CRYSTAL BRIDGES PREVIEW

Museum partygoers sample ‘Taste for Modernism’ exhibit

BENTONVILLE - The sights and sounds were uniquely Paris - a lithe, curly-headed mime moved with exaggerated gestures outside Crystal Bridges Museum of American Art’s temporary exhibition space while a dapperly dressed clarinet player performed nearby.

The museum held a preview party the night of March 13 to give sponsors and certain museum members a first look at the “The William S. Paley Collection: A Taste for Modernism,” which includes works by some of the most recognizable names in European Modernism. The traveling exhibit opened to the public two days later.

“I think you’re really going to like what you see,” Crystal Bridges founder Alice Walton told guests before turning them loose in the gallery.

The once-private collection of broadcast pioneer and CBS network founder Paley boasts eight works by Pablo Picasso and five by Henri Matisse, as well as some by Paul Gauguin, Andre Derain, Paul Cezanne, Edgar Degas and Henri de Toulouse-Lautrec. Most were created between 1880 and 1940 at the height of French Modernism.

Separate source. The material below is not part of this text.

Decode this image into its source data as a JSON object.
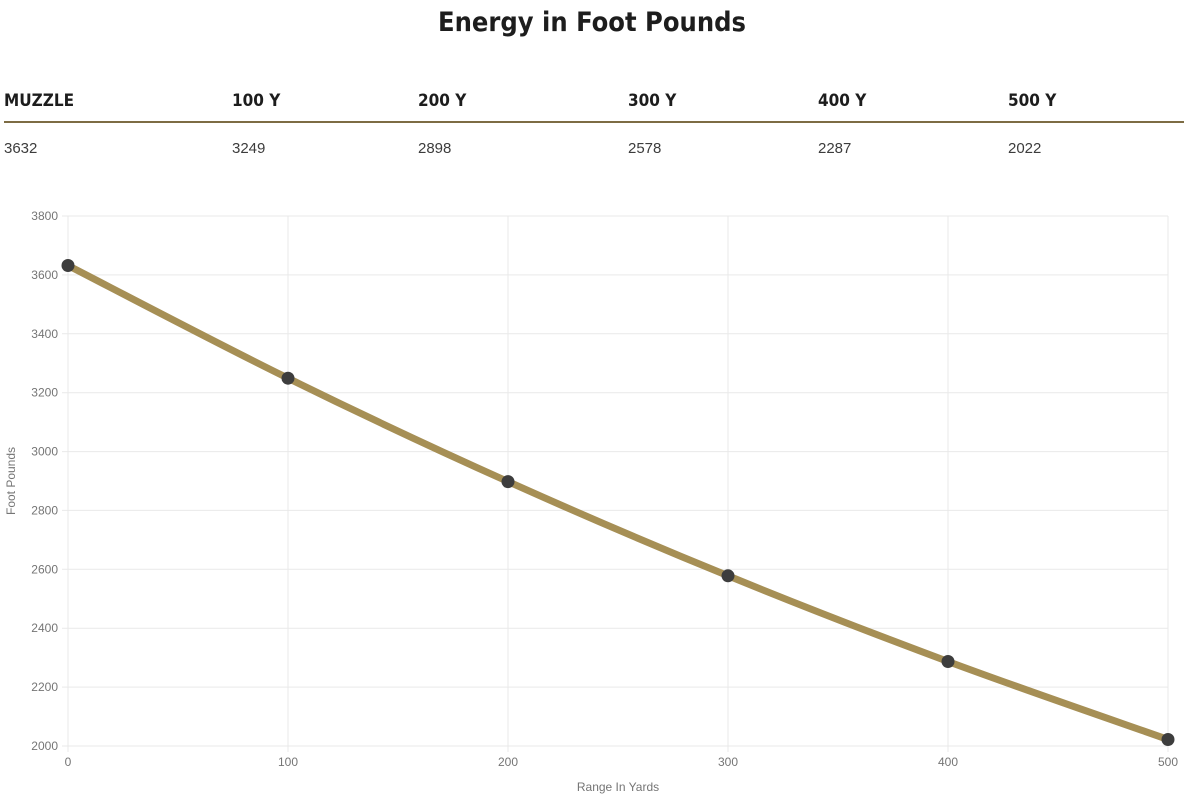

Paley supported and was closely involved with the Museum of Modern Art (MoMA) from its early years and left his collection to the New York institution when he died in 1990. His intent was for Mo-MA to share it with museums in other areas of the country and around the world. Crystal Bridges is the exhibition’s last stop before it goes back to MoMA for good.

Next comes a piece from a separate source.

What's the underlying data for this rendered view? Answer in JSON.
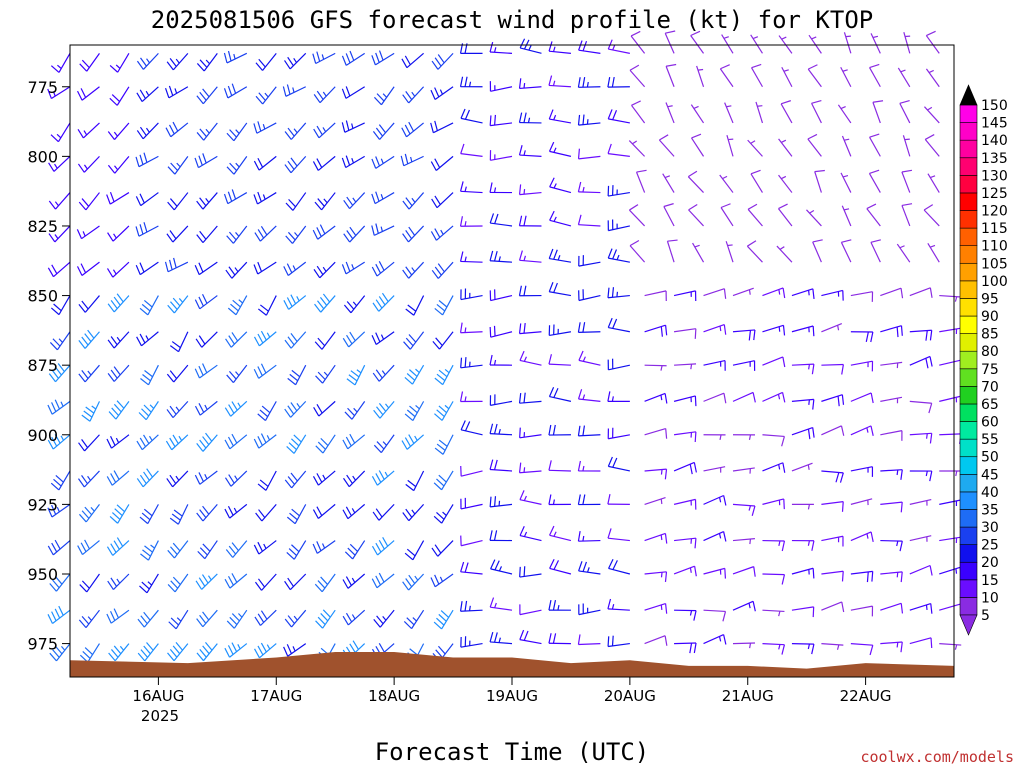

In addition to the sneak preview, guests enjoyed a reception in Crystal Bridges’ Great Hall. Ramona Bronkar Bannayan, senior deputy director of exhibitions and collections at MoMA, and several other reps from the New York museum attended.

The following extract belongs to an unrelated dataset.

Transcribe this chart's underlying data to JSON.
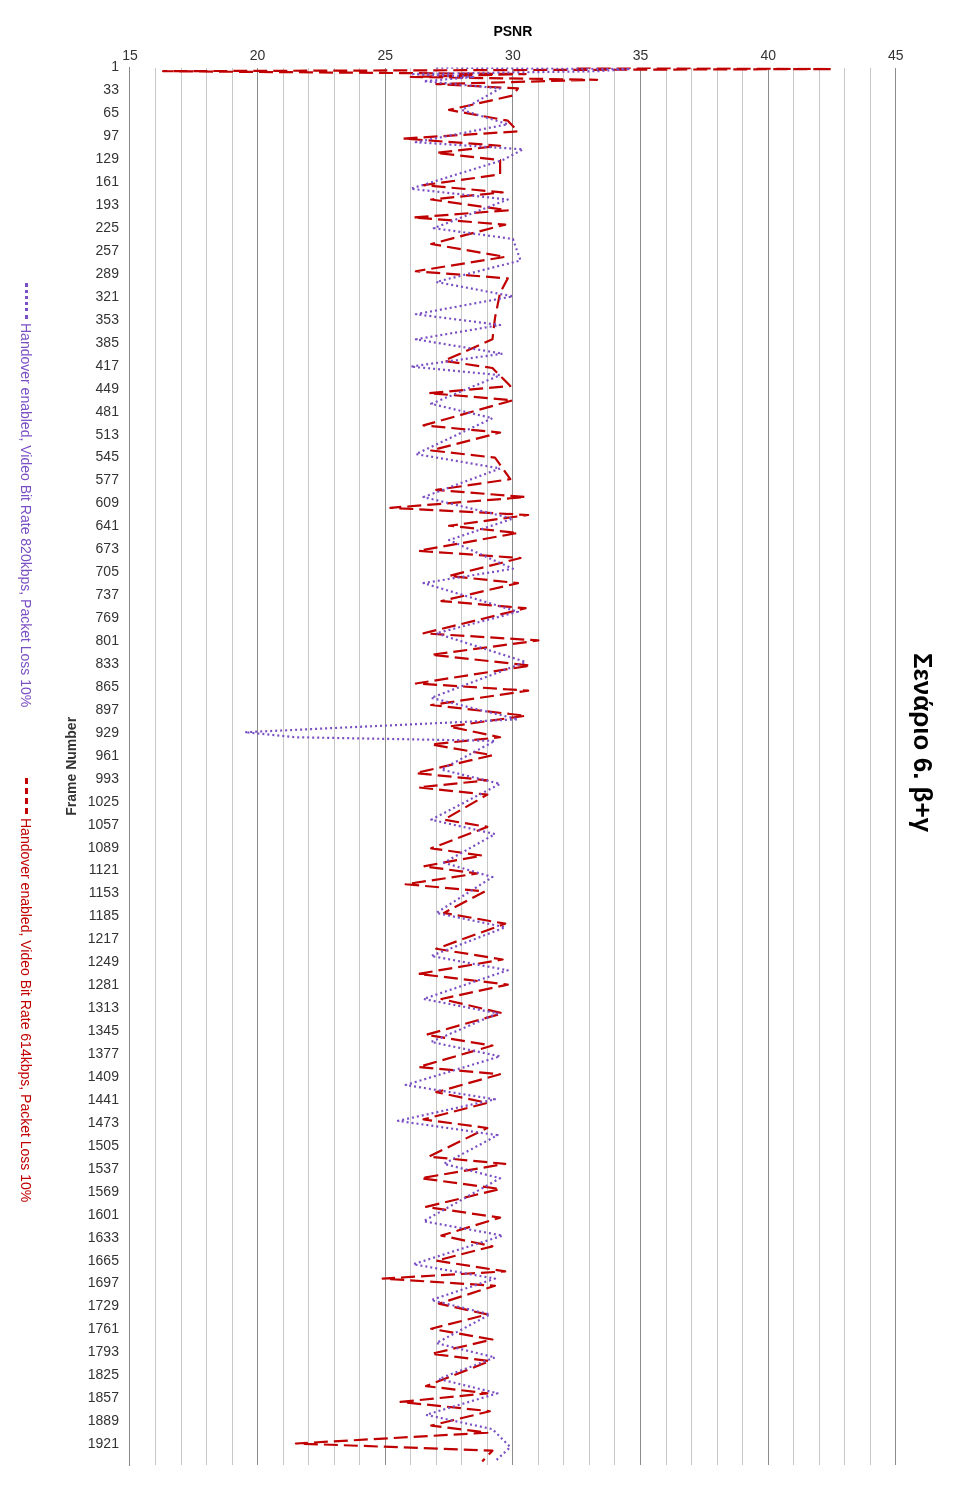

The first Modernist artists were Europeans who broke away from the conventions of representational art. They inspired a generation of American Modernist artists, many of whose works are in Crystal Bridges’ permanent collection and are being displayed in an adjacent exhibition called “The European Connection.” The side exhibition includes three works by Alfred Henry Maurer that have never been publicly displayed at the Bentonville museum. Other artists include Stuart Davis, Marsden Hartley, Arthur Dove and Max Weber.